Business

Why the best entrepreneurs think globally

A businessman walks on the esplanade of La Defense, in the financial and business district in La Defense, west of Paris.

Image:  REUTERS/Gonzalo Fuentes

Emma Luxton
Senior Writer , Forum Agenda

Being “Born Digital” isn’t enough anymore, the best entrepreneurs need to be “Born Global”, says author and research fellow at the MIT Sloan School of Management Michael Schrage.

In an article for the Harvard Business Review, Schrage explains that innovators in today’s world don’t “go global”, they start global.

“’Born Global’ is becoming the new ‘Born Digital’. Social media and digital platforms giving local start-ups global reach increasingly facilitate ‘born global’ start-ups,” he writes.

“The ‘two guys in a Silicon Valley garage’ paradigm is surrendering to cross-border collaborations between ‘two guys in a Noe Valley garage, three female coders in a Pune office park, and a machinist of indeterminate gender with a 3D printer cluster in Nanjing’.”

With globality integrated from the beginning, entrepreneurs are sourcing the best talent from across the world.

Schrage notes that people with ideas are becoming more “comfortable and confident acquiring essential talent and capital from around the world as they do from across the country.”

A start-up is no longer constrained by geological boundaries as cross-border collaborations allow new businesses to grow and develop.

A global research survey found that “ecosystems have become more interconnected and start-up teams have become more international.” With 37% of all funding in the top 20 ecosystems having at least one investor from another ecosystem.

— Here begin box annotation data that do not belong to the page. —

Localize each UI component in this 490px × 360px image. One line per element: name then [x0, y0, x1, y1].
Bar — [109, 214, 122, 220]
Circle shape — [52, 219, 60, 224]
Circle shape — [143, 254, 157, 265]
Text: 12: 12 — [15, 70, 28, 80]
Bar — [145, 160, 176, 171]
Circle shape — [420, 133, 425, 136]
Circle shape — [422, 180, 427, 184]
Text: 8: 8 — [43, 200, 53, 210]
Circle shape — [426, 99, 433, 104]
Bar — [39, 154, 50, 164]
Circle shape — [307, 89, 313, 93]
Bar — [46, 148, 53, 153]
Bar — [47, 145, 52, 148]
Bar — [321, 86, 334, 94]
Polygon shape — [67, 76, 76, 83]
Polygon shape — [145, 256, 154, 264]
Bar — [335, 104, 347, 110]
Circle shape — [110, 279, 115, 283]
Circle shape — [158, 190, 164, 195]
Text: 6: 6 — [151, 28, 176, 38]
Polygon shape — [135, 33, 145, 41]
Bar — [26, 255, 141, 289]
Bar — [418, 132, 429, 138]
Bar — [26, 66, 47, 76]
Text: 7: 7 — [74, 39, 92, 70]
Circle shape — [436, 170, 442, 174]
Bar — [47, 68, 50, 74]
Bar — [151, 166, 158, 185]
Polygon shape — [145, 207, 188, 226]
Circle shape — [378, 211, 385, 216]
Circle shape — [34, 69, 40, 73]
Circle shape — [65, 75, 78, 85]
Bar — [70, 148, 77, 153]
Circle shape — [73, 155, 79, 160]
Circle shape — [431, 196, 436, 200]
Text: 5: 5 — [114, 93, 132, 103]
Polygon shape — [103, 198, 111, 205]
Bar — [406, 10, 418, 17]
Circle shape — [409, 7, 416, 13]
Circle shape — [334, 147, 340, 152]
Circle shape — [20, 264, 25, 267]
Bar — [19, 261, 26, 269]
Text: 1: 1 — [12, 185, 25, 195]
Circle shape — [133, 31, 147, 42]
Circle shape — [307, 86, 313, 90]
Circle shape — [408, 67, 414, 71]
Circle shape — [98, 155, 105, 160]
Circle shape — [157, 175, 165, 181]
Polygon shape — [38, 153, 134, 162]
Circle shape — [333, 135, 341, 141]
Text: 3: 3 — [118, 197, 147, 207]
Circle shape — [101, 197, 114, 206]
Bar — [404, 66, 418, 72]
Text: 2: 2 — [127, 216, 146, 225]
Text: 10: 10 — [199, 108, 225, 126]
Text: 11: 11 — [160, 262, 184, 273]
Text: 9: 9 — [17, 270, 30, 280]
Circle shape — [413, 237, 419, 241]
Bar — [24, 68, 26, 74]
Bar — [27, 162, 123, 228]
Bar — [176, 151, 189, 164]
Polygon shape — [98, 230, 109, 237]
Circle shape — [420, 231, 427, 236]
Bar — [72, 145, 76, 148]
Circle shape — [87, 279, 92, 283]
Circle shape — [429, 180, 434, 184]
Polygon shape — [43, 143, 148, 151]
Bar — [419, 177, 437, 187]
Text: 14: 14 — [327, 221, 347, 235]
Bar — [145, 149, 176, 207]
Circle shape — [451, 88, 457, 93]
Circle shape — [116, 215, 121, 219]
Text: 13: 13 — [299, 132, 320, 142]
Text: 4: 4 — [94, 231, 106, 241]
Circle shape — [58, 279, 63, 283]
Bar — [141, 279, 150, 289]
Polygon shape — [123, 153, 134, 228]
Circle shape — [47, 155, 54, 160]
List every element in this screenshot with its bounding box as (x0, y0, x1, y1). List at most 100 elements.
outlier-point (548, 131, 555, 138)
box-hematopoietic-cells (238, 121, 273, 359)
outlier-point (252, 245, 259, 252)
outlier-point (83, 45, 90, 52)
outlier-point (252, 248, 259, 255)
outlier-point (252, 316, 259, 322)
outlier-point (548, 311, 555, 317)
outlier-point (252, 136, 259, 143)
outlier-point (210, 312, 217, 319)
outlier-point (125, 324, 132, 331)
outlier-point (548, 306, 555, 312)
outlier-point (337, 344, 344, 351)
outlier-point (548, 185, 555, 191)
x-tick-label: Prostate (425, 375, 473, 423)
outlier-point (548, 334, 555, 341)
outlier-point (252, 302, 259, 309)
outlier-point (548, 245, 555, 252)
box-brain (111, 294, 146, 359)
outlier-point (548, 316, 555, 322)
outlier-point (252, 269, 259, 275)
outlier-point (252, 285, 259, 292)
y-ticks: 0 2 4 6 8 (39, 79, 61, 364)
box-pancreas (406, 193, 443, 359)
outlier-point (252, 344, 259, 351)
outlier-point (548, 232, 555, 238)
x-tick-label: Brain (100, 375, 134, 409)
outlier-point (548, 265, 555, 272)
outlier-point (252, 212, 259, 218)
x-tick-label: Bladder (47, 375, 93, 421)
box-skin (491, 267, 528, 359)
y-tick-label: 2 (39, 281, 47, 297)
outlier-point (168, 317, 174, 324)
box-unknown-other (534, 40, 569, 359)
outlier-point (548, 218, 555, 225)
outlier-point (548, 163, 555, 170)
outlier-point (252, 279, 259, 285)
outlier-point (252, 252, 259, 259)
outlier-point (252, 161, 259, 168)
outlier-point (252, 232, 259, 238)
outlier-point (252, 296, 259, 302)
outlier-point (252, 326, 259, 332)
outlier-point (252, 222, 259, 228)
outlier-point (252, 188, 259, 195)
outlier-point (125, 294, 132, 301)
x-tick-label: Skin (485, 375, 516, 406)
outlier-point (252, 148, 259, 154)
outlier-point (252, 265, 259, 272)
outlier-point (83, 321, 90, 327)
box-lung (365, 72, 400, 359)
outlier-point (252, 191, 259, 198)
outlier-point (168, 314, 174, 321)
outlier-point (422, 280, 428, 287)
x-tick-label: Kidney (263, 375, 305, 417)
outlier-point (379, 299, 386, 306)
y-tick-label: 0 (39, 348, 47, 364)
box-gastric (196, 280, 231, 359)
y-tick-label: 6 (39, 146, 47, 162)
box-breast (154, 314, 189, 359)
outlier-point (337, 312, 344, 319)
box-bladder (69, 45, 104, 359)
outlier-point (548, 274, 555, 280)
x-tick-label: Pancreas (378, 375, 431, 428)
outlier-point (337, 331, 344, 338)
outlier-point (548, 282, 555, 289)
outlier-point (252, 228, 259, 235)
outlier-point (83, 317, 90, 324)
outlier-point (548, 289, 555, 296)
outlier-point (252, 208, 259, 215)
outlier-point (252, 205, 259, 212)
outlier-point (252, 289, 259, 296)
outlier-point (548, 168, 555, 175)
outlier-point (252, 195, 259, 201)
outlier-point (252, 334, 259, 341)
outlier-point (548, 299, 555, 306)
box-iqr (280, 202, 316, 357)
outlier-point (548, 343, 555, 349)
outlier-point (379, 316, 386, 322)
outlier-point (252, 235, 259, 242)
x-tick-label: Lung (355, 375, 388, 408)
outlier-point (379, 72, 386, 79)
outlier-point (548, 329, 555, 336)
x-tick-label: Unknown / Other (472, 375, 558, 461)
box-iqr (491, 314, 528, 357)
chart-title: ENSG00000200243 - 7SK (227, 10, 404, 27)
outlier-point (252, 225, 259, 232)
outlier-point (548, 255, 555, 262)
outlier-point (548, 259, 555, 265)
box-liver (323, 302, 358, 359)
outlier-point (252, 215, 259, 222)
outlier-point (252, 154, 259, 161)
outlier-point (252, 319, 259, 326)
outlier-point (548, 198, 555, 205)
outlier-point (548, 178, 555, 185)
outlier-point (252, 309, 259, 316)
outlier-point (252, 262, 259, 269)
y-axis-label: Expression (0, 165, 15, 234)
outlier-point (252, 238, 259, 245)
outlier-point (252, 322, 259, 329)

Employing the best talent is now a global hunt, with start-ups having on average 29% foreign employees. For Silicon Valley this proportion rises to 45%.

With digital tools such as Google, LinkedIn, Skype and Slack, communicating with people across the world is no longer a problem. Plus, they make organizing a global project faster, simpler and cheaper.

“These informal international innovation improvisations are less exception than expectation,” Schrage says.

The need for entrepreneurs to think globally has become so necessary that assessing an innovator’s GQ – Globality Quotient – has become a standard market test.

Schrage notes that: “Almost without exception, the most compelling innovators reflect and respect a ‘born global’ ethos.”